In this blog we will explore two features provided by Amazon Web Services (AWS): Lifecycle Rules in S3 and Time to Live (TTL) in DynamoDB. Both features serve as great strategies for effective data management.
S3 Lifecycle Rules for Efficient Storage Management
As data volumes increase in an S3 bucket, a structured storage plan becomes essential. This is where Lifecycle Rules in S3 come into play.
Lifecycle rules can be added via AWS Management Console. Navigate to the S3 bucket and locate the Management tab. Here you can find Lifecycle Rules and create a new rule:
Each rule requires a unique name. Optionally, you can add a filter such as: a prefix, tag or object size. Without a filter, the rule applies to all objects in the bucket.
For example here I’m creating a 3-day retention rule. I want the objects to expire after 3 days but you can choose to transition the objects to a different storage classes like Glacier.
AWS Console helpfully displays how this rule will affect the objects in the bucket.
These rules allow the user to define how objects transition between storage classes and when they expire. The functionality relieves the burden of manual tracking. Upon saving the rules, S3 manages the objects according to the lifecycle rule.
Note: These rules can also be configured through Terraform when setting up the bucket.

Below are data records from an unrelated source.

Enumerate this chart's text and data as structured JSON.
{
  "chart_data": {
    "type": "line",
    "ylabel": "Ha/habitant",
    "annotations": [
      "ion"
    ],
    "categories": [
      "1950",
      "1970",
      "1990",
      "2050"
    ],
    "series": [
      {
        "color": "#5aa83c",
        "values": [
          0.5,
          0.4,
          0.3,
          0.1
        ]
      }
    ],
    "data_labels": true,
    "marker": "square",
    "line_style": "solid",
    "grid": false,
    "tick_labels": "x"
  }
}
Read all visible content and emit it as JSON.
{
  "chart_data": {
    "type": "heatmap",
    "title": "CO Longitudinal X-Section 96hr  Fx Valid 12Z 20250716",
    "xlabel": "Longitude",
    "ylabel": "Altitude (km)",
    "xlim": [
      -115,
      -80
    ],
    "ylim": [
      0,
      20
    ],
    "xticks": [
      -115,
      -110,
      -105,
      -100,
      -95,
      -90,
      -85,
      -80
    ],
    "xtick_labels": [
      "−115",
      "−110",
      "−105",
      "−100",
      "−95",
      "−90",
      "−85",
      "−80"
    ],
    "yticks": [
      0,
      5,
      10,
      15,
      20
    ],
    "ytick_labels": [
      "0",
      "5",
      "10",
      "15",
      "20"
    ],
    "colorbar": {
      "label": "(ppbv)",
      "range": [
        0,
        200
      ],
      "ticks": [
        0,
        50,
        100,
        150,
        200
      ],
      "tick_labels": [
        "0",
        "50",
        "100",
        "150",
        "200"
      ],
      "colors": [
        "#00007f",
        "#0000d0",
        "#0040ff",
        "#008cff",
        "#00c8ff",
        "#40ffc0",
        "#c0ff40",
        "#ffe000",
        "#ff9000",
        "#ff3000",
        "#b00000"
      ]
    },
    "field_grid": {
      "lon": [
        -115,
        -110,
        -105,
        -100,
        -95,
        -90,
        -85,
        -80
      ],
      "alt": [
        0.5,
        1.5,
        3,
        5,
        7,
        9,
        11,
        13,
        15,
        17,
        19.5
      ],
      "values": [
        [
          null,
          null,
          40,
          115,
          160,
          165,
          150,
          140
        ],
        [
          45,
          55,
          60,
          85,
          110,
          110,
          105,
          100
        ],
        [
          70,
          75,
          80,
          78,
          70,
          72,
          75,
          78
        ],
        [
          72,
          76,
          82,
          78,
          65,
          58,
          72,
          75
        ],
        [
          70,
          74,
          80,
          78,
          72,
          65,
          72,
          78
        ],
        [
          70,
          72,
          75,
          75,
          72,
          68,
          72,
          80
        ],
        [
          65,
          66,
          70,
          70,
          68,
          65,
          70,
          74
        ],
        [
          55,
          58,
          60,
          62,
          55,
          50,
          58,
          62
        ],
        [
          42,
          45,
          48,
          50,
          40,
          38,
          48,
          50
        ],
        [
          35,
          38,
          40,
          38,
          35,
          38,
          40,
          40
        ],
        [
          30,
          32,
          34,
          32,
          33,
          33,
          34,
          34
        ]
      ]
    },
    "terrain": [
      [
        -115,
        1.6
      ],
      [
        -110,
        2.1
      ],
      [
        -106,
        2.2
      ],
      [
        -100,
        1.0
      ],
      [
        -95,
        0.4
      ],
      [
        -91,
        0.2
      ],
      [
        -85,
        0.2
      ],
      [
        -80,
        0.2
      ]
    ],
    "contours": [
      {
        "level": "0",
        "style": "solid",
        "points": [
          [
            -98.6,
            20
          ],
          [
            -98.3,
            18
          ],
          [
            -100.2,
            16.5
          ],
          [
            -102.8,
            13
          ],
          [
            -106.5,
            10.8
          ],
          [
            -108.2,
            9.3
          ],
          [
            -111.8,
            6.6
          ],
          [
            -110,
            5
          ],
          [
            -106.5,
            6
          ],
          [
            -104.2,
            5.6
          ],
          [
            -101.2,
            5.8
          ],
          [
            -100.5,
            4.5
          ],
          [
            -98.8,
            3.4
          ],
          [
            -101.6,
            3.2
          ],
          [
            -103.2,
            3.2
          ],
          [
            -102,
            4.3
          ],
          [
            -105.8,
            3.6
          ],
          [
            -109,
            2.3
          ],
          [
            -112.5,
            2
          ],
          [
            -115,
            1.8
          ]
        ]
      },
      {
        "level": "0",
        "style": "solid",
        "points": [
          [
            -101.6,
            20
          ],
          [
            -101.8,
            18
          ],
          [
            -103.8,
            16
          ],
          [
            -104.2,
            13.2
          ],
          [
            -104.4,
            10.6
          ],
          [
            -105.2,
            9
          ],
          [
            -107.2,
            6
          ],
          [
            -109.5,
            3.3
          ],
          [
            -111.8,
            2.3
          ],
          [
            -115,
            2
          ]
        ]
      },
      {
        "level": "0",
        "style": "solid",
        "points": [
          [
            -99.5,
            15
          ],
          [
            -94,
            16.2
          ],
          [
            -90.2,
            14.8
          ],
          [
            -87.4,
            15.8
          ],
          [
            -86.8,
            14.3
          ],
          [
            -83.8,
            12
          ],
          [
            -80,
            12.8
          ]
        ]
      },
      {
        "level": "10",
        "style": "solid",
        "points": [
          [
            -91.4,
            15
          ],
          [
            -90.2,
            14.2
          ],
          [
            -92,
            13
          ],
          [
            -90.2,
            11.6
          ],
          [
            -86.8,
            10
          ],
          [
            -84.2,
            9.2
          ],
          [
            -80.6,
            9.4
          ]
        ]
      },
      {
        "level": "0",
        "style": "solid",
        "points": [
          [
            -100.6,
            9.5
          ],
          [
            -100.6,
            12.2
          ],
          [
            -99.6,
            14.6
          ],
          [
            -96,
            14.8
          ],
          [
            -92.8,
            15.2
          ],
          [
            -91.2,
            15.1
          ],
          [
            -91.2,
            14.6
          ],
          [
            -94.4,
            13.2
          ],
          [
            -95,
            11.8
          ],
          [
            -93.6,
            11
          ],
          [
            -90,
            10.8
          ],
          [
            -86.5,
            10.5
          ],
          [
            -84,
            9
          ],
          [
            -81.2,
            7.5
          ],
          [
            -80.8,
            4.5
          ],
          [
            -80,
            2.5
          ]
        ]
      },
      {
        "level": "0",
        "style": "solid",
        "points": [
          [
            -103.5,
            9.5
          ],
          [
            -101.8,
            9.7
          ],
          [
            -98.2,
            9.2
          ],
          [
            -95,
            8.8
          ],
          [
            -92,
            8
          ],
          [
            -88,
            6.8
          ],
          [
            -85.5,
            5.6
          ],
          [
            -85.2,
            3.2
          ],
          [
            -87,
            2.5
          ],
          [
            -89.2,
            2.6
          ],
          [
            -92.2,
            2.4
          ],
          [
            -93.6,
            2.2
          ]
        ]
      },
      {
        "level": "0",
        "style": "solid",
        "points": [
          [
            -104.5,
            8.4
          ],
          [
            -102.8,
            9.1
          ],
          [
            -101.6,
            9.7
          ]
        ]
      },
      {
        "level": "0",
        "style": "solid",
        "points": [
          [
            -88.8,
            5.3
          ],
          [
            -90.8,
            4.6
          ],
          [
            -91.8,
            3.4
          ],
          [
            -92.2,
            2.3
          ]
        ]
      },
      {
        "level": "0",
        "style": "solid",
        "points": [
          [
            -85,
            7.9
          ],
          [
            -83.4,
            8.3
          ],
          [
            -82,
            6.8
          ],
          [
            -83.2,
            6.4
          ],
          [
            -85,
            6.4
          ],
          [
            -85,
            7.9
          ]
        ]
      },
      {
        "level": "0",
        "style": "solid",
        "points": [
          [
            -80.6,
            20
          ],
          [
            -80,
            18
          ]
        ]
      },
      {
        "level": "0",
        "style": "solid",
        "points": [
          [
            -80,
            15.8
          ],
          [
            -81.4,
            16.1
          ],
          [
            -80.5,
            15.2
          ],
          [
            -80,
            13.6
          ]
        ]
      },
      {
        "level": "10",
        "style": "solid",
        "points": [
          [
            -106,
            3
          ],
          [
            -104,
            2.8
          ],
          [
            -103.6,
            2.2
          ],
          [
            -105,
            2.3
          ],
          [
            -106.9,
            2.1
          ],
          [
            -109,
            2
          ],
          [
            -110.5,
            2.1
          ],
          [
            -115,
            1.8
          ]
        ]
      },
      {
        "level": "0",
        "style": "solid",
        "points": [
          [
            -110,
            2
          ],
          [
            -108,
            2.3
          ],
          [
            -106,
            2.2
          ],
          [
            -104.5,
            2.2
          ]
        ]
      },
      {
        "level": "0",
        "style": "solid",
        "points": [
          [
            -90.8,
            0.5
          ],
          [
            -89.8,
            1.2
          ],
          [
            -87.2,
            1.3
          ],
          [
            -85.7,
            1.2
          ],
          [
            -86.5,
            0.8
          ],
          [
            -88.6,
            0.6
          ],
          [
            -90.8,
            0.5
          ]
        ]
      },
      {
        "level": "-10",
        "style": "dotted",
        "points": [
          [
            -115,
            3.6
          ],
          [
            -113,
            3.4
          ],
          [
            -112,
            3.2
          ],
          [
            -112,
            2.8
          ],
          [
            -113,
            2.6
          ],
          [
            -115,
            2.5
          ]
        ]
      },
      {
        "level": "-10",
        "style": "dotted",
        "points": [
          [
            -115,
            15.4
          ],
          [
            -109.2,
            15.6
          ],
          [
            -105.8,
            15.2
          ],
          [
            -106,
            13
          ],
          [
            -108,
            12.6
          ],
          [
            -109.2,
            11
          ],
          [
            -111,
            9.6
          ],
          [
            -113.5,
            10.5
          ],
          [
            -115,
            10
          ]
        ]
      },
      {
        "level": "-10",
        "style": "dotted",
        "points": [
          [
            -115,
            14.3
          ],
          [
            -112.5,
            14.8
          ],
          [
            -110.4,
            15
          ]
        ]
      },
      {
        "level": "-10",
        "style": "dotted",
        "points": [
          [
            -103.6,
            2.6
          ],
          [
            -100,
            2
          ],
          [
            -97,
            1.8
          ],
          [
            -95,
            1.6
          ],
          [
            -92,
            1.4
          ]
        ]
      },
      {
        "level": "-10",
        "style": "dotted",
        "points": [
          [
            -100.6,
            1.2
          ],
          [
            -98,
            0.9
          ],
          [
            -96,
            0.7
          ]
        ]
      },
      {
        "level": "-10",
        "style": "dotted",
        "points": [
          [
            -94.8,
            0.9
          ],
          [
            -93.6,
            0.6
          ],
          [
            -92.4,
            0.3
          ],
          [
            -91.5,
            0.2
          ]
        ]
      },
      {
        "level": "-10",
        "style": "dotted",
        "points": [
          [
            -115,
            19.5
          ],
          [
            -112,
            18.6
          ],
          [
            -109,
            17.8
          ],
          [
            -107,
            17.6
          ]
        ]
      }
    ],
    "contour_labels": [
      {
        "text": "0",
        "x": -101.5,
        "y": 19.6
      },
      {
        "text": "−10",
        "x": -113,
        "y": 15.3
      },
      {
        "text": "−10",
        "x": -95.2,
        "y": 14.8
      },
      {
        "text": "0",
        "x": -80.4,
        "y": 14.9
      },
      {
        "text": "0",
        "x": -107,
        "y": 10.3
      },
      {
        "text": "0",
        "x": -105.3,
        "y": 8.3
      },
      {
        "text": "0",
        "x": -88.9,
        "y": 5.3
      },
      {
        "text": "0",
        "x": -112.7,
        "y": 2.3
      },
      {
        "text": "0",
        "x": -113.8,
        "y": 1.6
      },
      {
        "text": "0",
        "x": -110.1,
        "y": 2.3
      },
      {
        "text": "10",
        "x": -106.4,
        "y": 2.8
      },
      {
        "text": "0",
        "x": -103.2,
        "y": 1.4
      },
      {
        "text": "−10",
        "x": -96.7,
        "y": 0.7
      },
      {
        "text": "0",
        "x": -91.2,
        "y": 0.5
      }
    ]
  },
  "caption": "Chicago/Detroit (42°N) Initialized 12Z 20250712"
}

TTL in DynamoDB for Optimal Data Cleanup
When data accumulates in a DynamoDB table, some items, which are time-sensitive, may need to be removed. DynamoDB’s Time to Live (TTL) feature serves this purpose optimally.
TTL can be enabled via the DynamoDB service on the AWS Management Console. Find the table you want to enable TTL for and go to the Additional Settings tab. Turn on TTL and you’ll see the form below:
Your TTL attribute needs to exist for items in the table and it should be a Unix timestamp of the time the table item should expire. There’s a helpful preview option where you can simulate the expiry time.
After enabling TTL, all you need to do is configure the TTL attribute in your table items. Below is the 3 day retention TTL attribute for a table item:
"TimeToExist": int(round(dt.datetime.now().timestamp())) + (72 * 60 * 60)
You can also see this attribute suffixed (TTL) if you explore the items in the table:
And when you click the timestamp you can see exactly when this item will expire:
Note: This also can be configured through Terraform when setting up the table.
Incorporating S3 lifecycle rules and DynamoDB TTL is an effective strategy for managing data and reducing storage costs. Going forward, these strategies can be integrated into your applications’ architecture from the get-go, offering a level of automation that minimizes manual labor and increases efficiency.